BAG bestätigt: Private Telefonate im OP sind kein Grund zur außerordentlichen Kündigung

von RA Tim Hesse, Kanzlei am Ärztehaus, Dortmund, www.kanzlei-am-aerztehaus.de

Ein Arzt, der während einer Operation private Telefongespräche führt, verstößt gegen arbeitsvertragliche Pflichten. Zu einer fristlosen Kündigung berechtigt dies seinen Arbeitgeber jedoch nicht, wie das Bundesarbeits­gericht (BAG) mit Urteil vom 25. Oktober 2012 (Az. 2 AZR 495/11) entschied. Es erachtete auch in diesem Fall eine vorherige Abmahnung des Mediziners als unverzichtbar.
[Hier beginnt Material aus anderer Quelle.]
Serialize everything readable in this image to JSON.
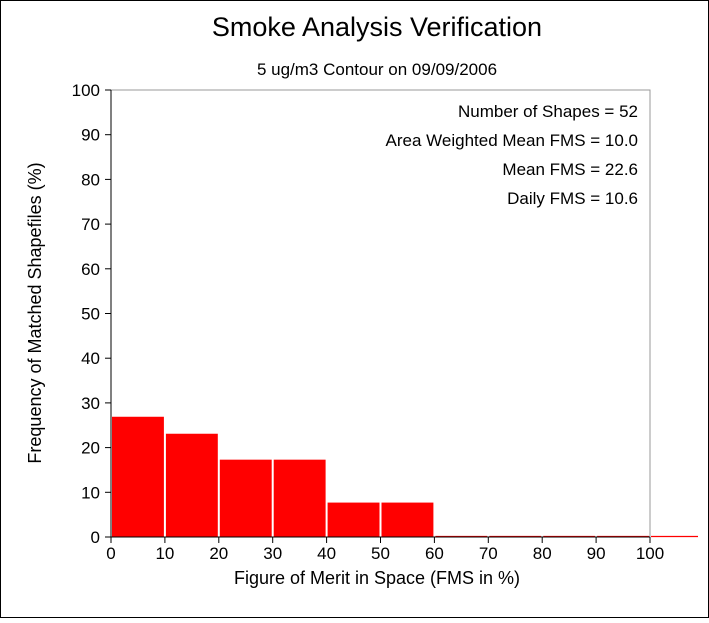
{
  "chart_data": {
    "type": "bar",
    "title": "Smoke Analysis Verification",
    "subtitle": "5 ug/m3 Contour on 09/09/2006",
    "xlabel": "Figure of Merit in Space (FMS in %)",
    "ylabel": "Frequency of Matched Shapefiles (%)",
    "xlim": [
      0,
      100
    ],
    "ylim": [
      0,
      100
    ],
    "x_ticks": [
      "0",
      "10",
      "20",
      "30",
      "40",
      "50",
      "60",
      "70",
      "80",
      "90",
      "100"
    ],
    "y_ticks": [
      "0",
      "10",
      "20",
      "30",
      "40",
      "50",
      "60",
      "70",
      "80",
      "90",
      "100"
    ],
    "bins": [
      {
        "start": 0,
        "end": 10,
        "value": 26.9
      },
      {
        "start": 10,
        "end": 20,
        "value": 23.1
      },
      {
        "start": 20,
        "end": 30,
        "value": 17.3
      },
      {
        "start": 30,
        "end": 40,
        "value": 17.3
      },
      {
        "start": 40,
        "end": 50,
        "value": 7.7
      },
      {
        "start": 50,
        "end": 60,
        "value": 7.7
      },
      {
        "start": 60,
        "end": 70,
        "value": 0
      },
      {
        "start": 70,
        "end": 80,
        "value": 0
      },
      {
        "start": 80,
        "end": 90,
        "value": 0
      },
      {
        "start": 90,
        "end": 100,
        "value": 0
      },
      {
        "start": 100,
        "end": 110,
        "value": 0
      }
    ],
    "bar_color": "#ff0000",
    "annotations": [
      "Number of Shapes = 52",
      "Area Weighted Mean FMS = 10.0",
      "Mean FMS = 22.6",
      "Daily FMS = 10.6"
    ],
    "grid": false,
    "legend": "none"
  }
}
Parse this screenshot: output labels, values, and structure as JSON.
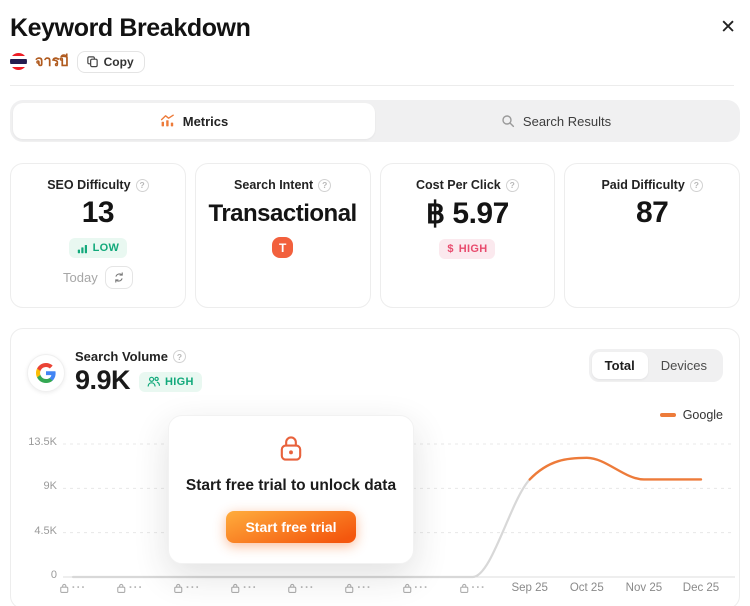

Damit bestätigte das BAG ein Urteil des Landesarbeitsgerichts Mainz vom 22. Februar 2011 (Az. 3 Sa 474/09, siehe Ausgabe 9/2011).

Fall und Urteil

Zeugenaussagen zufolge hatte der Chefarzt der Chirurgie einer Klinik mehrmals täglich für jeweils mehrere Minuten aus dem OP heraus private Telefonate unter anderem mit seiner Frau geführt, während Patienten narkotisiert und teils mit offener Wunde auf dem Operationstisch lagen. Die Leitung des katholischen Krankenhauses hatte ihm deswegen – ohne vorherige Abmahnung – fristlos gekündigt: Der Arzt habe durch sein Verhalten die Dauer von Operationen verlängert und das Risiko von Komplikationen in nicht akzeptabler Weise erhöht. Eine ordentliche Kündigung des verheirateten Familienvaters war seinem Arbeitsvertrag aus dem Jahr 2005 zufolge ausgeschlossen.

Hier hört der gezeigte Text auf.